Abstract

Summary Injection water chemistry plays a major role in governing oil recovery from carbonate formations due to its strong effect on wettability. Various studies have shown that surface charge manipulation caused by tailored water chemistry is the main driver behind modifying carbonate reservoir wettability towards a water-wet state. Therefore, understanding the electrokinetics of brine/calcite and brine/crude oil interfaces is important for optimizing injection water compositions for different enhanced oil recovery (EOR) methods in carbonates. In this work, the physicochemical interactions of various EOR-based water solutions in carbonates are studied using a Surface Complexation Modeling (SCM) approach. First, the brine recipes of NaCl, Na2SO4 SmartWater, and high-salinity water are analyzed as a baseline for zeta-potential comparisons. Different EOR additives, such as surfactants, and dissolved CO2 are added to these brine recipes. The SCM results are compared with experimental zeta-potential measurements for calcite suspensions and crude-oil emulsions in various brine chemistries. The SCM results for EOR-solutions reasonably capture the experimental zeta-potential trends for both brine/calcite and crude oil/brine interfaces.
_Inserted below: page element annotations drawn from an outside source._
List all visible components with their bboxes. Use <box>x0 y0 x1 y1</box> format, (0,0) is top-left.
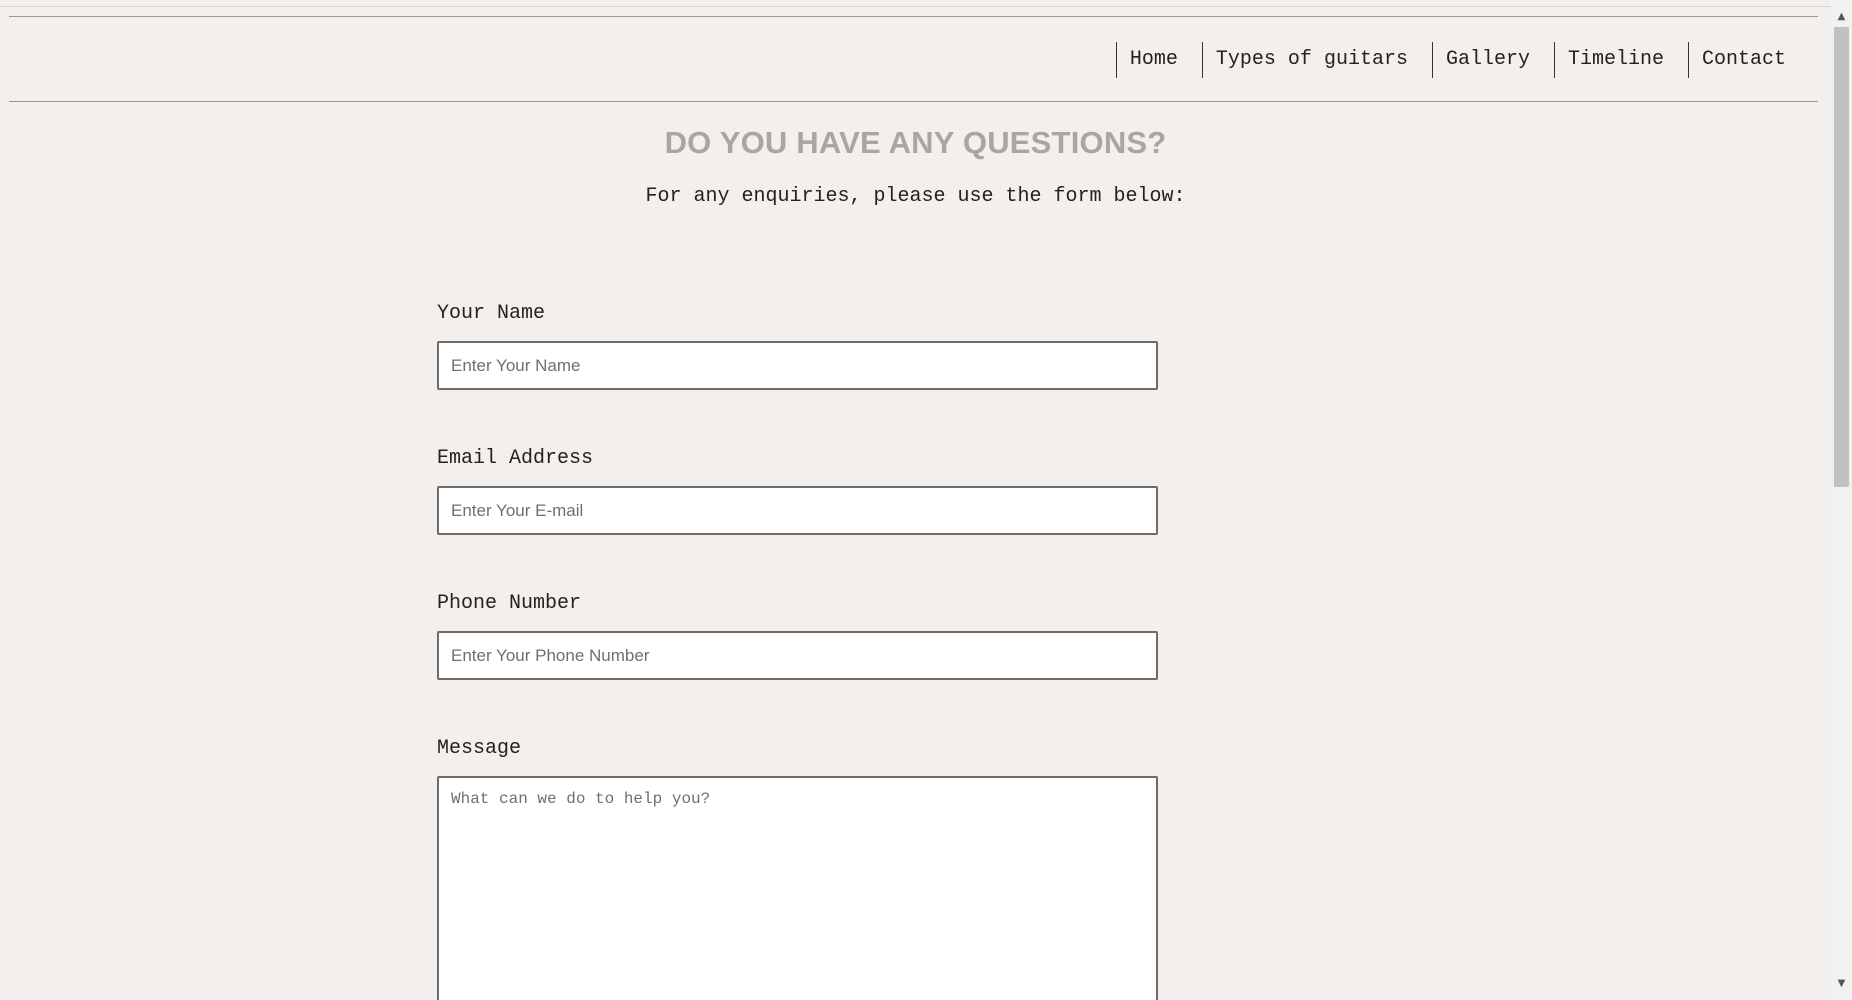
nav-item-gallery[interactable]: Gallery <box>1431 42 1554 78</box>
top-edge <box>0 0 1831 7</box>
nav-item-types-of-guitars[interactable]: Types of guitars <box>1201 42 1432 78</box>
phone-field-group: Phone Number <box>437 590 1159 680</box>
scrollbar-thumb[interactable] <box>1834 27 1849 487</box>
name-input[interactable] <box>437 341 1158 390</box>
message-field-group: Message <box>437 735 1159 1000</box>
main-nav: Home Types of guitars Gallery Timeline C… <box>1115 42 1808 78</box>
email-label: Email Address <box>437 447 594 470</box>
nav-item-contact[interactable]: Contact <box>1687 42 1808 78</box>
phone-input[interactable] <box>437 631 1158 680</box>
name-field-group: Your Name <box>437 300 1159 390</box>
name-label: Your Name <box>437 302 546 325</box>
message-label: Message <box>437 737 522 760</box>
page: Home Types of guitars Gallery Timeline C… <box>0 0 1831 1000</box>
page-subheading: For any enquiries, please use the form b… <box>645 185 1186 208</box>
contact-form: Your Name Email Address Phone Number Mes… <box>437 300 1159 1000</box>
phone-label: Phone Number <box>437 592 582 615</box>
header-nav-bar: Home Types of guitars Gallery Timeline C… <box>9 16 1818 102</box>
scroll-up-arrow-icon[interactable]: ▲ <box>1831 8 1852 25</box>
nav-item-timeline[interactable]: Timeline <box>1553 42 1688 78</box>
nav-item-home[interactable]: Home <box>1115 42 1202 78</box>
email-field-group: Email Address <box>437 445 1159 535</box>
scroll-down-arrow-icon[interactable]: ▼ <box>1831 975 1852 992</box>
page-heading: DO YOU HAVE ANY QUESTIONS? <box>664 125 1167 160</box>
email-input[interactable] <box>437 486 1158 535</box>
vertical-scrollbar[interactable]: ▲ ▼ <box>1831 0 1852 1000</box>
message-textarea[interactable] <box>437 776 1158 1000</box>
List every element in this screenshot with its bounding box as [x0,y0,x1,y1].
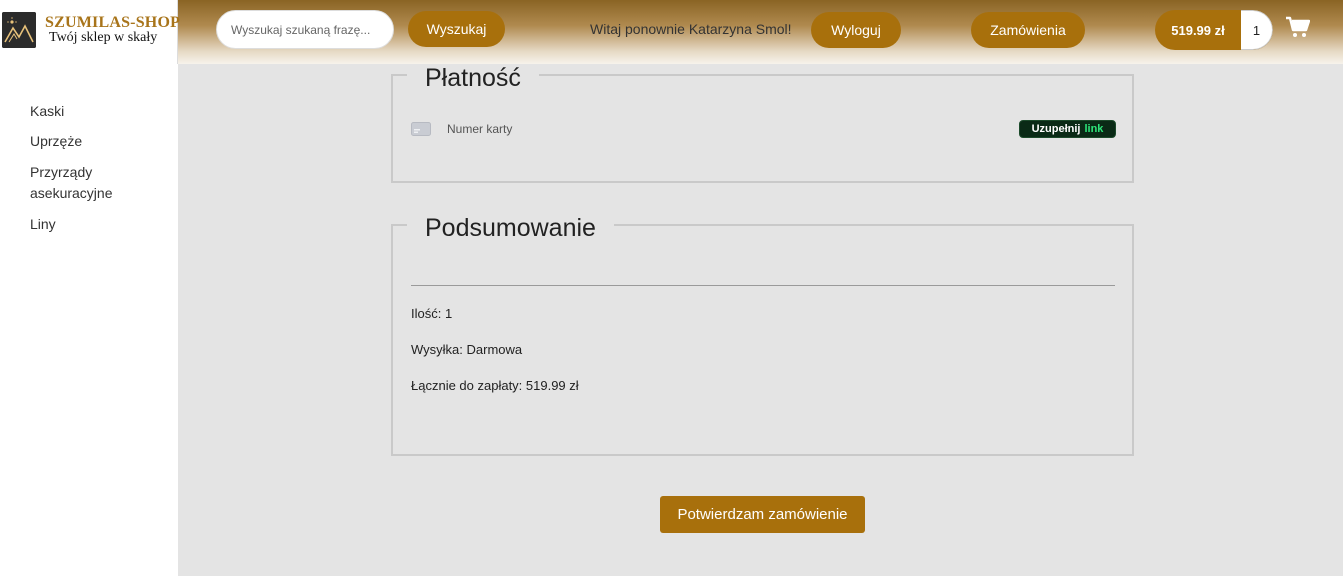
search-input[interactable] [216,10,394,49]
credit-card-icon [411,122,431,136]
summary-divider [411,285,1115,286]
logo-subtitle: Twój sklep w skały [49,30,158,45]
logout-button[interactable]: Wyloguj [811,12,901,48]
sidebar-item-kaski[interactable]: Kaski [30,101,64,122]
link-autofill-label: Uzupełnij [1031,123,1081,135]
summary-legend: Podsumowanie [407,214,614,242]
welcome-message: Witaj ponownie Katarzyna Smol! [590,21,792,37]
confirm-order-button[interactable]: Potwierdzam zamówienie [660,496,865,533]
link-autofill-button[interactable]: Uzupełnij link [1019,120,1116,138]
category-sidebar: Kaski Uprzęże Przyrządy asekuracyjne Lin… [0,64,178,576]
payment-legend: Płatność [407,64,539,92]
summary-quantity: Ilość: 1 [411,306,453,321]
link-brand-label: link [1084,123,1104,135]
top-header: SZUMILAS-SHOP Twój sklep w skały Wyszuka… [0,0,1343,64]
search-button[interactable]: Wyszukaj [408,11,505,47]
cart-total: 519.99 zł [1171,22,1225,38]
sidebar-item-przyrzady[interactable]: Przyrządy asekuracyjne [30,162,140,204]
shopping-cart-icon[interactable] [1286,16,1310,38]
summary-section: Podsumowanie Ilość: 1 Wysyłka: Darmowa Ł… [391,214,1134,456]
card-number-field[interactable]: Numer karty [447,122,512,136]
summary-total: Łącznie do zapłaty: 519.99 zł [411,378,579,393]
cart-summary[interactable]: 519.99 zł 1 [1155,10,1273,50]
summary-shipping: Wysyłka: Darmowa [411,342,523,357]
mountains-logo-icon [2,12,36,48]
logo[interactable]: SZUMILAS-SHOP Twój sklep w skały [0,0,180,64]
orders-button[interactable]: Zamówienia [971,12,1085,48]
sidebar-item-uprzeze[interactable]: Uprzęże [30,131,82,152]
payment-section: Płatność Numer karty Uzupełnij link [391,64,1134,183]
sidebar-item-liny[interactable]: Liny [30,214,56,235]
cart-count-badge: 1 [1241,10,1273,50]
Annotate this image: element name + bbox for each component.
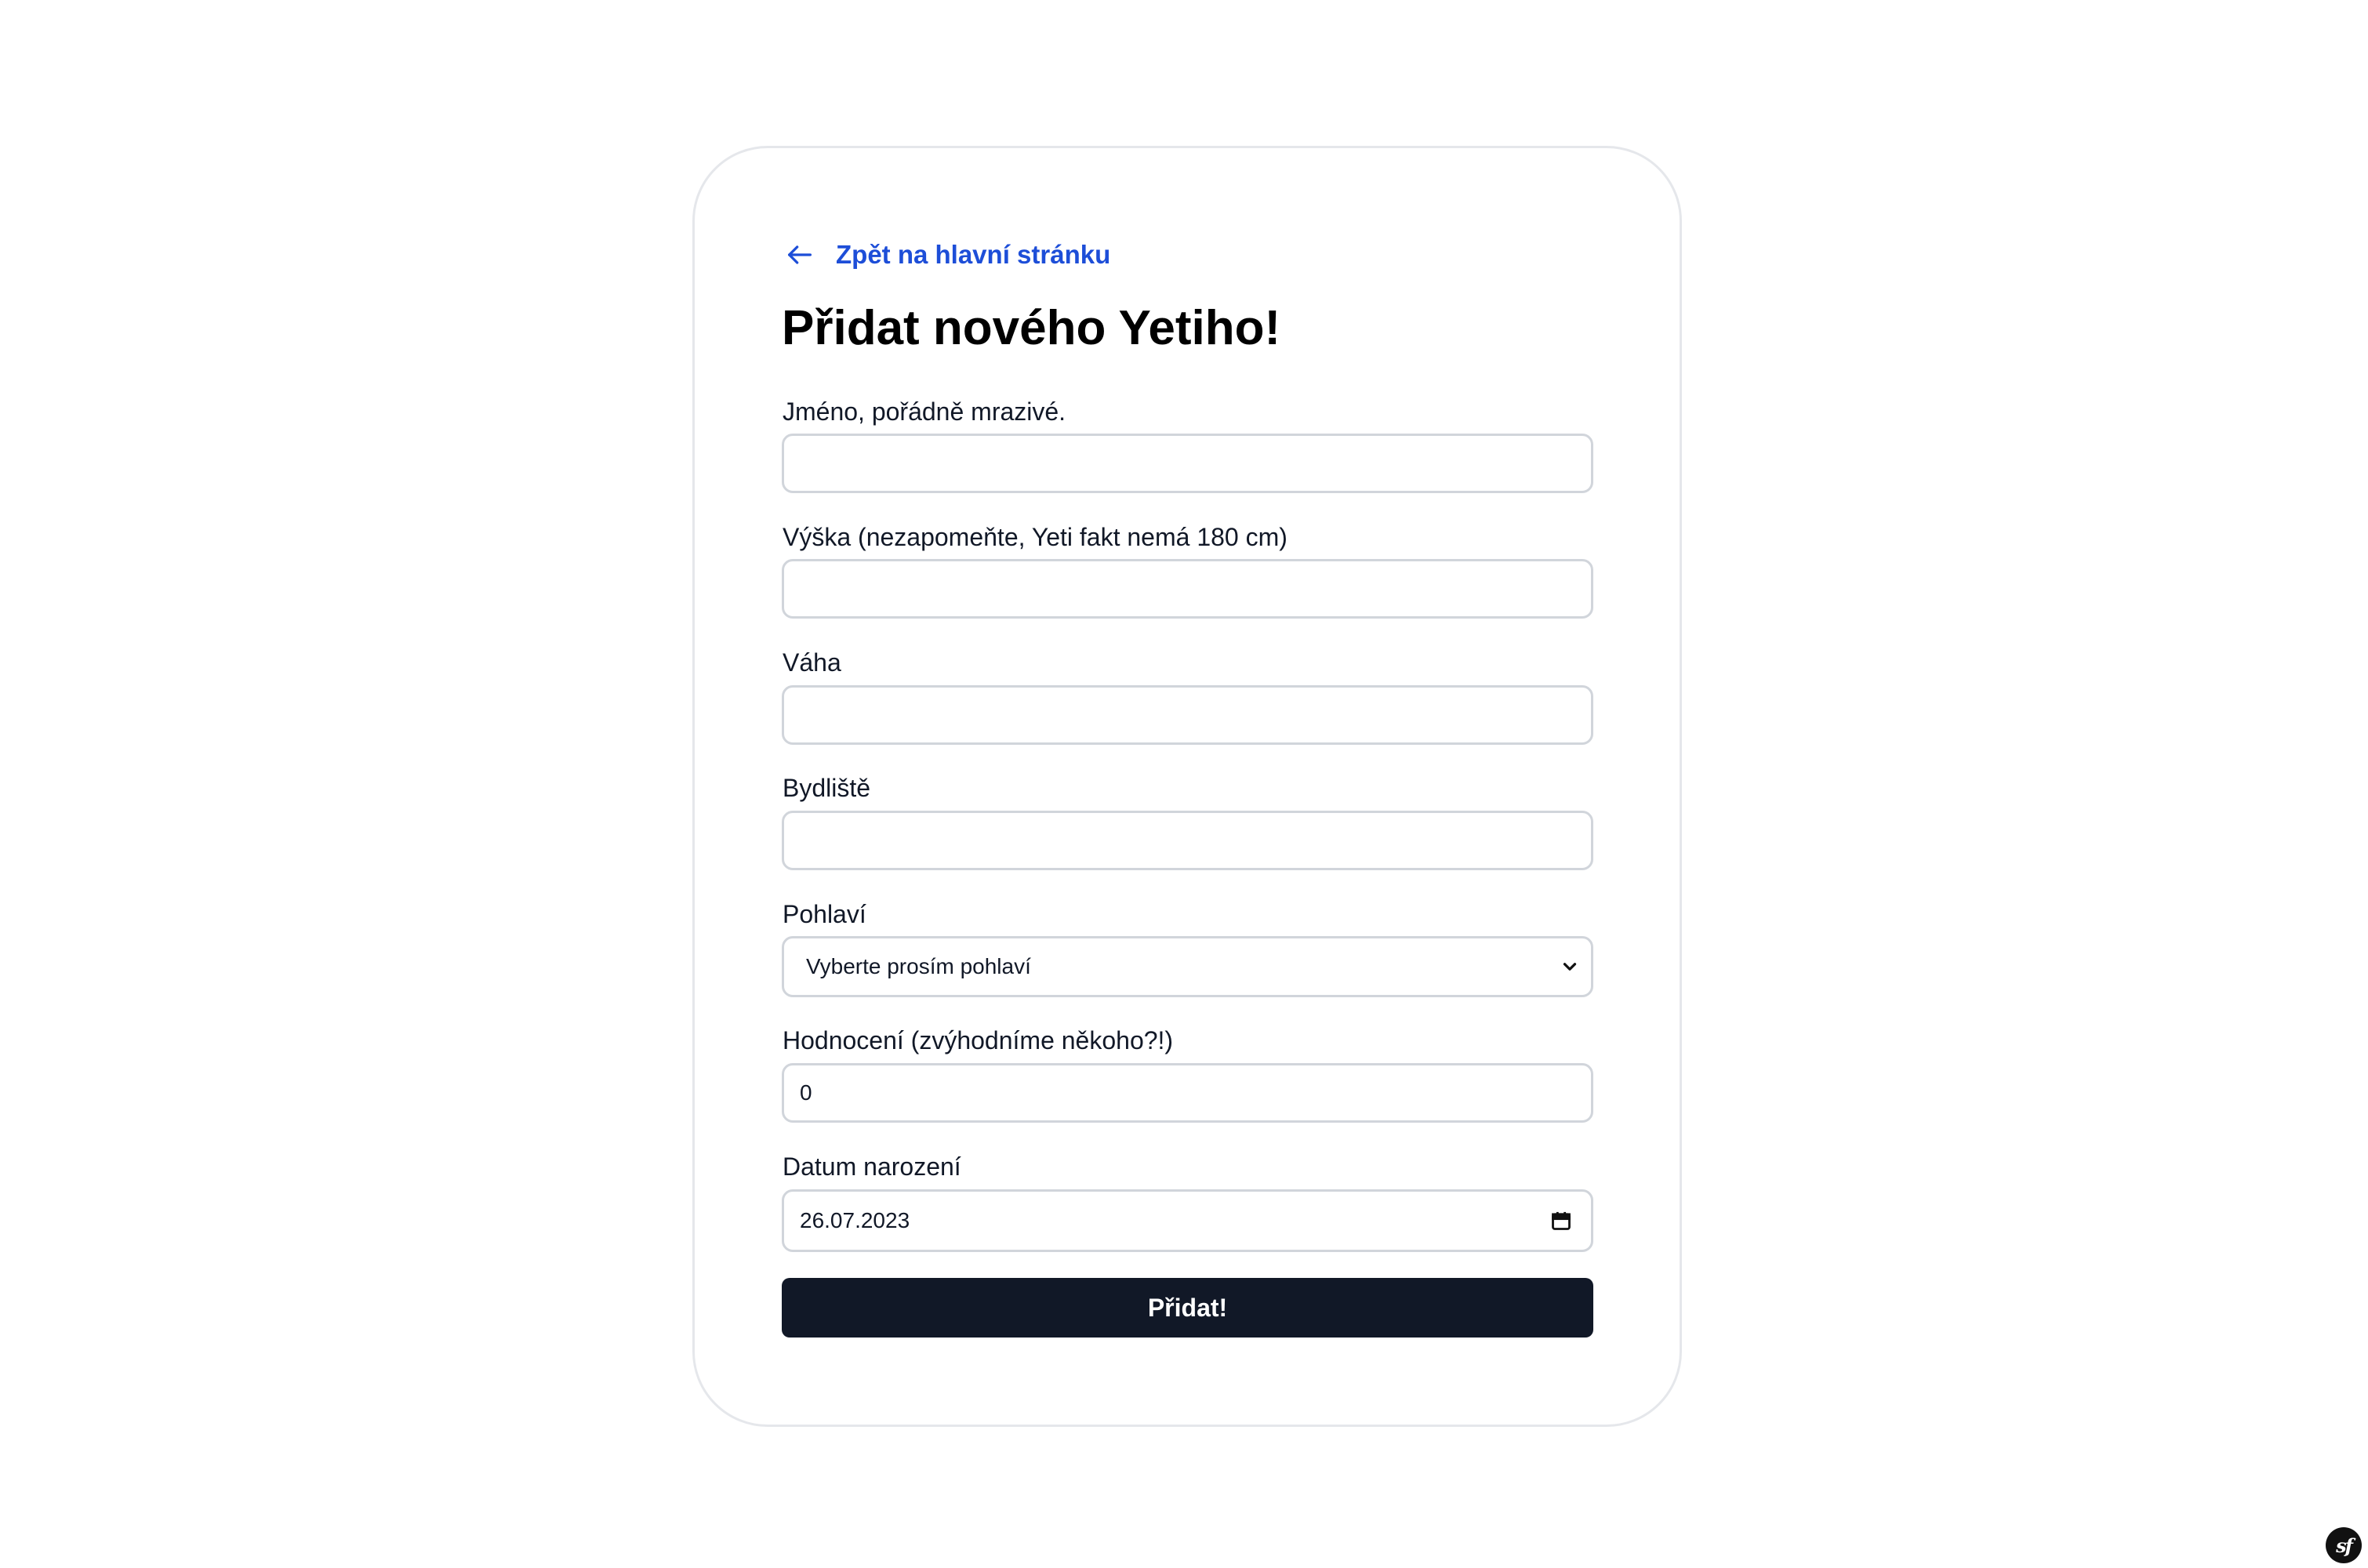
birthdate-input[interactable]: 26.07.2023 [782,1189,1593,1252]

In surfactant solutions, the anionic surfactants shift the zeta-potential values of brine/calcite and crude oil/brine interfaces toward more negative values for all considered brine recipes with the impact being more pronounced for SmartWater and high-salinity water. For the amphoteric surfactant, which includes both anionic and cationic hydrophilic ends, the surfactant effect is found to be in the opposite direction, where the surface charge has been altered toward a positive direction. For carbonated water, where CO2 is dissolved at high pressure, the magnitude of the zeta-potentials is found to be positive at the two interfaces due to the high activity of H+ surface reactions in both calcite and crude-oil surfaces. The novelty of this work is that it successfully validates the SCM results with experimental zeta potential data. Such validated models can be used to determine the physicochemical interaction of different EOR-based solutions in carbonates. These modeling results provide new insights on optimal SmartWater compositions that synergize with various EOR methods to yield enhanced wettability alteration and further improvement in oil recovery in carbonate reservoirs.